Vu la procédure suivante :
Procédure contentieuse antérieure :
La SCA Acolyance a demandé au tribunal administratif d'Amiens de prononcer, d'une part, la décharge des suppléments de cotisation foncière des entreprises auxquelles elle a été assujettie, dans les rôles de la commune de Fère-en-Tardennois (Aisne), à raison d'installations de stockage de céréales lui appartenant, au titre des années 2013 et 2014, d'autre part, la réduction des impositions primitives à la cotisation foncière des entreprises auxquelles elle a été assujettie, dans les rôles de la même commune et à raison des mêmes installations, au titre des années 2013 à 2015, enfin, de mettre une somme de 4 000 euros à la charge de l'Etat sur le fondement de l'article L. 761-1 du code de justice administrative.

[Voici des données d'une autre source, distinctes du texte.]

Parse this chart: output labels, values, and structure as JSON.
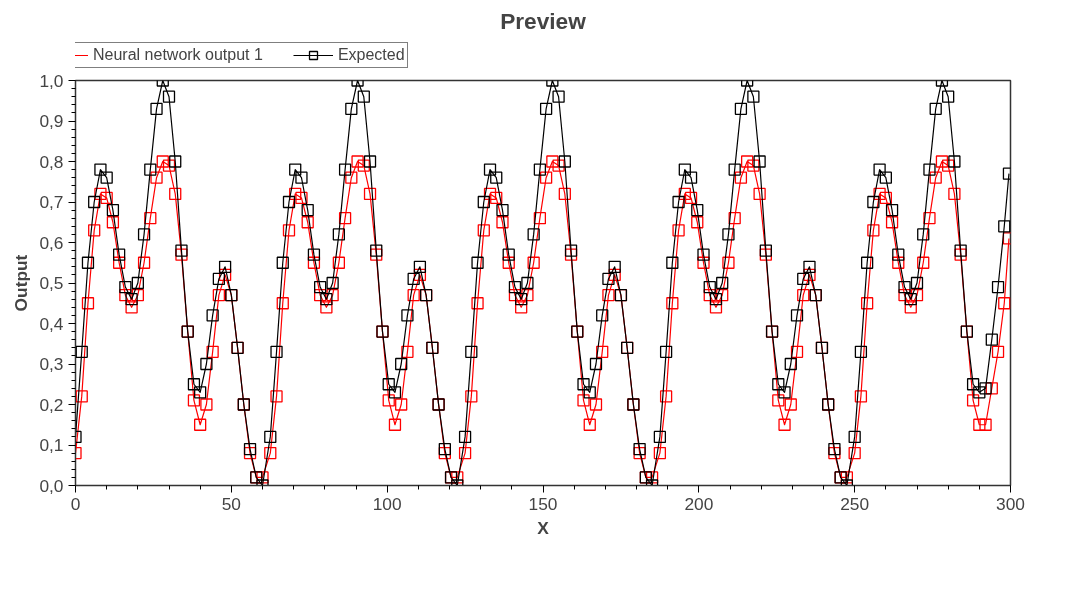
{
  "chart_data": {
    "type": "line",
    "title": "Preview",
    "xlabel": "X",
    "ylabel": "Output",
    "x": [
      0,
      2,
      4,
      6,
      8,
      10,
      12,
      14,
      16,
      18,
      20,
      22,
      24,
      26,
      28,
      30,
      32,
      34,
      36,
      38,
      40,
      42,
      44,
      46,
      48,
      50,
      52,
      54,
      56,
      58,
      60,
      62.5,
      64.5,
      66.5,
      68.5,
      70.5,
      72.5,
      74.5,
      76.5,
      78.5,
      80.5,
      82.5,
      84.5,
      86.5,
      88.5,
      90.5,
      92.5,
      94.5,
      96.5,
      98.5,
      100.5,
      102.5,
      104.5,
      106.5,
      108.5,
      110.5,
      112.5,
      114.5,
      116.5,
      118.5,
      120.5,
      122.5,
      125,
      127,
      129,
      131,
      133,
      135,
      137,
      139,
      141,
      143,
      145,
      147,
      149,
      151,
      153,
      155,
      157,
      159,
      161,
      163,
      165,
      167,
      169,
      171,
      173,
      175,
      177,
      179,
      181,
      183,
      185,
      187.5,
      189.5,
      191.5,
      193.5,
      195.5,
      197.5,
      199.5,
      201.5,
      203.5,
      205.5,
      207.5,
      209.5,
      211.5,
      213.5,
      215.5,
      217.5,
      219.5,
      221.5,
      223.5,
      225.5,
      227.5,
      229.5,
      231.5,
      233.5,
      235.5,
      237.5,
      239.5,
      241.5,
      243.5,
      245.5,
      247.5,
      250,
      252,
      254,
      256,
      258,
      260,
      262,
      264,
      266,
      268,
      270,
      272,
      274,
      276,
      278,
      280,
      282,
      284,
      286,
      288,
      290,
      292,
      294,
      296,
      298,
      299.5
    ],
    "series": [
      {
        "name": "Neural network output 1",
        "color": "#ff0000",
        "values": [
          0.08,
          0.22,
          0.45,
          0.63,
          0.72,
          0.71,
          0.65,
          0.55,
          0.47,
          0.44,
          0.47,
          0.55,
          0.66,
          0.76,
          0.8,
          0.79,
          0.72,
          0.57,
          0.38,
          0.21,
          0.15,
          0.2,
          0.33,
          0.47,
          0.52,
          0.47,
          0.34,
          0.2,
          0.08,
          0.02,
          0.02,
          0.08,
          0.22,
          0.45,
          0.63,
          0.72,
          0.71,
          0.65,
          0.55,
          0.47,
          0.44,
          0.47,
          0.55,
          0.66,
          0.76,
          0.8,
          0.79,
          0.72,
          0.57,
          0.38,
          0.21,
          0.15,
          0.2,
          0.33,
          0.47,
          0.52,
          0.47,
          0.34,
          0.2,
          0.08,
          0.02,
          0.02,
          0.08,
          0.22,
          0.45,
          0.63,
          0.72,
          0.71,
          0.65,
          0.55,
          0.47,
          0.44,
          0.47,
          0.55,
          0.66,
          0.76,
          0.8,
          0.79,
          0.72,
          0.57,
          0.38,
          0.21,
          0.15,
          0.2,
          0.33,
          0.47,
          0.52,
          0.47,
          0.34,
          0.2,
          0.08,
          0.02,
          0.02,
          0.08,
          0.22,
          0.45,
          0.63,
          0.72,
          0.71,
          0.65,
          0.55,
          0.47,
          0.44,
          0.47,
          0.55,
          0.66,
          0.76,
          0.8,
          0.79,
          0.72,
          0.57,
          0.38,
          0.21,
          0.15,
          0.2,
          0.33,
          0.47,
          0.52,
          0.47,
          0.34,
          0.2,
          0.08,
          0.02,
          0.02,
          0.08,
          0.22,
          0.45,
          0.63,
          0.72,
          0.71,
          0.65,
          0.55,
          0.47,
          0.44,
          0.47,
          0.55,
          0.66,
          0.76,
          0.8,
          0.79,
          0.72,
          0.57,
          0.38,
          0.21,
          0.15,
          0.15,
          0.24,
          0.33,
          0.45,
          0.61
        ]
      },
      {
        "name": "Expected",
        "color": "#000000",
        "values": [
          0.12,
          0.33,
          0.55,
          0.7,
          0.78,
          0.76,
          0.68,
          0.57,
          0.49,
          0.46,
          0.5,
          0.62,
          0.78,
          0.93,
          1.0,
          0.96,
          0.8,
          0.58,
          0.38,
          0.25,
          0.23,
          0.3,
          0.42,
          0.51,
          0.54,
          0.47,
          0.34,
          0.2,
          0.09,
          0.02,
          0.0,
          0.12,
          0.33,
          0.55,
          0.7,
          0.78,
          0.76,
          0.68,
          0.57,
          0.49,
          0.46,
          0.5,
          0.62,
          0.78,
          0.93,
          1.0,
          0.96,
          0.8,
          0.58,
          0.38,
          0.25,
          0.23,
          0.3,
          0.42,
          0.51,
          0.54,
          0.47,
          0.34,
          0.2,
          0.09,
          0.02,
          0.0,
          0.12,
          0.33,
          0.55,
          0.7,
          0.78,
          0.76,
          0.68,
          0.57,
          0.49,
          0.46,
          0.5,
          0.62,
          0.78,
          0.93,
          1.0,
          0.96,
          0.8,
          0.58,
          0.38,
          0.25,
          0.23,
          0.3,
          0.42,
          0.51,
          0.54,
          0.47,
          0.34,
          0.2,
          0.09,
          0.02,
          0.0,
          0.12,
          0.33,
          0.55,
          0.7,
          0.78,
          0.76,
          0.68,
          0.57,
          0.49,
          0.46,
          0.5,
          0.62,
          0.78,
          0.93,
          1.0,
          0.96,
          0.8,
          0.58,
          0.38,
          0.25,
          0.23,
          0.3,
          0.42,
          0.51,
          0.54,
          0.47,
          0.34,
          0.2,
          0.09,
          0.02,
          0.0,
          0.12,
          0.33,
          0.55,
          0.7,
          0.78,
          0.76,
          0.68,
          0.57,
          0.49,
          0.46,
          0.5,
          0.62,
          0.78,
          0.93,
          1.0,
          0.96,
          0.8,
          0.58,
          0.38,
          0.25,
          0.23,
          0.24,
          0.36,
          0.49,
          0.64,
          0.77
        ]
      }
    ],
    "xlim": [
      0,
      300
    ],
    "ylim": [
      0,
      1.0
    ],
    "xticks": [
      0,
      50,
      100,
      150,
      200,
      250,
      300
    ],
    "yticks": [
      {
        "value": 0,
        "label": "0,0"
      },
      {
        "value": 0.1,
        "label": "0,1"
      },
      {
        "value": 0.2,
        "label": "0,2"
      },
      {
        "value": 0.3,
        "label": "0,3"
      },
      {
        "value": 0.4,
        "label": "0,4"
      },
      {
        "value": 0.5,
        "label": "0,5"
      },
      {
        "value": 0.6,
        "label": "0,6"
      },
      {
        "value": 0.7,
        "label": "0,7"
      },
      {
        "value": 0.8,
        "label": "0,8"
      },
      {
        "value": 0.9,
        "label": "0,9"
      },
      {
        "value": 1.0,
        "label": "1,0"
      }
    ],
    "grid": false,
    "legend": "top",
    "marker": "square",
    "line_style": "solid"
  }
}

Par un jugement nos 1700183, 1701535 du 28 mars 2019, le tribunal administratif d'Amiens, après avoir jugé que la valeur locative du site de Fère-en-Tardenois de la SCA Acolyance devait être déterminée par application des dispositions de l'article 1498 du code général des impôts, a prononcé, en conséquence, la réduction des bases de cotisation foncière des entreprises assignées à cette société, à raison des installations de ce site, au titre des années 2013 et 2014, ainsi que, à concurrence de cette réduction de base, la décharge de la cotisation foncière des entreprises à laquelle elle a été assujettie au titre des mêmes années, enfin, a rejeté le surplus des conclusions des demandes de cette société.

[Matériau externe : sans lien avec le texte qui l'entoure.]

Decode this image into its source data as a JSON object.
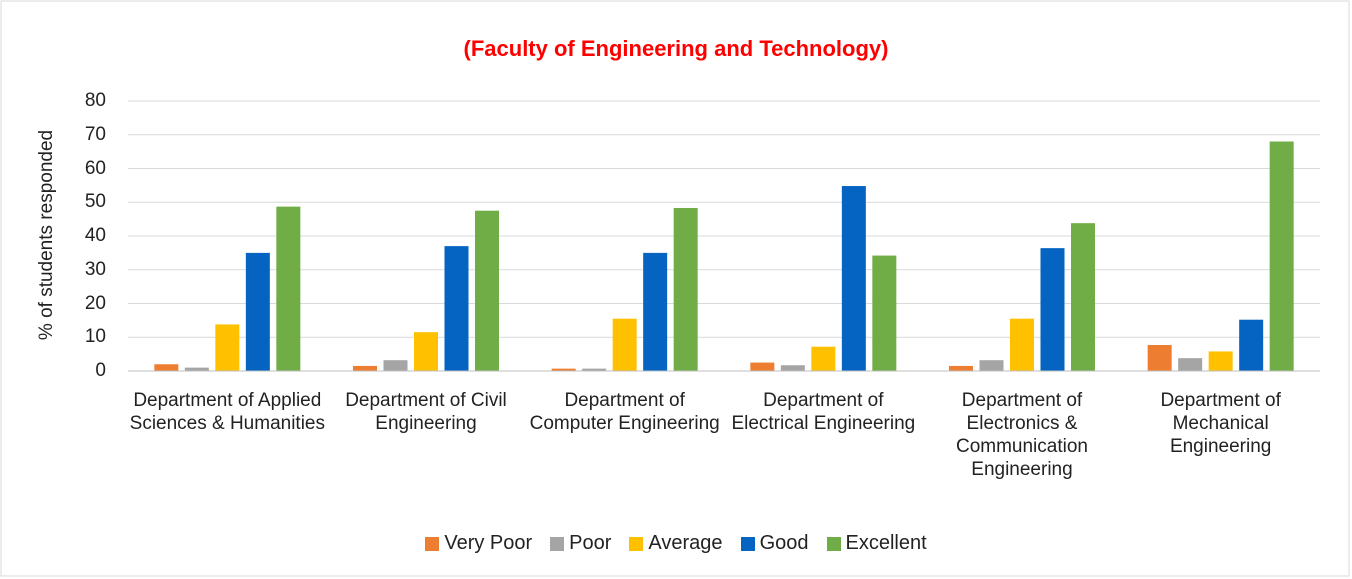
{
  "chart_data": {
    "type": "bar",
    "title": "(Faculty of Engineering and Technology)",
    "y_label": "% of students responded",
    "categories": [
      "Department of Applied Sciences & Humanities",
      "Department of Civil Engineering",
      "Department of Computer Engineering",
      "Department of Electrical Engineering",
      "Department of Electronics & Communication Engineering",
      "Department of Mechanical Engineering"
    ],
    "series": [
      {
        "name": "Very Poor",
        "color": "#ED7D31",
        "values": [
          2,
          1.5,
          0.7,
          2.5,
          1.5,
          7.7
        ]
      },
      {
        "name": "Poor",
        "color": "#A5A5A5",
        "values": [
          1,
          3.2,
          0.7,
          1.7,
          3.2,
          3.8
        ]
      },
      {
        "name": "Average",
        "color": "#FFC000",
        "values": [
          13.8,
          11.5,
          15.5,
          7.2,
          15.5,
          5.8
        ]
      },
      {
        "name": "Good",
        "color": "#0563C1",
        "values": [
          35,
          37,
          35,
          54.8,
          36.4,
          15.2
        ]
      },
      {
        "name": "Excellent",
        "color": "#70AD47",
        "values": [
          48.7,
          47.5,
          48.3,
          34.2,
          43.8,
          68
        ]
      }
    ],
    "ylim": [
      0,
      80
    ],
    "yticks": [
      0,
      10,
      20,
      30,
      40,
      50,
      60,
      70,
      80
    ],
    "grid": true,
    "legend": "bottom"
  }
}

Procédure devant la cour :
Par une requête et des mémoires, enregistrés le 18 juillet 2019, le 16 décembre 2019 et le 25 février 2020, le ministre de l'action et des comptes publics demande à la cour :
1°) de juger que l'établissement de Fère-en-Tardenois exploité par la SCA Acolyance présente un caractère industriel au sens et pour l'application de l'article 1499 du code général des impôts ;
2°) de réformer en conséquence le jugement du 28 mars 2019 du tribunal administratif d'Amiens ;
3°) de remettre à la charge de la SCA Acolyance les impositions primitives et supplémentaires dont la décharge a été prononcée par ce jugement.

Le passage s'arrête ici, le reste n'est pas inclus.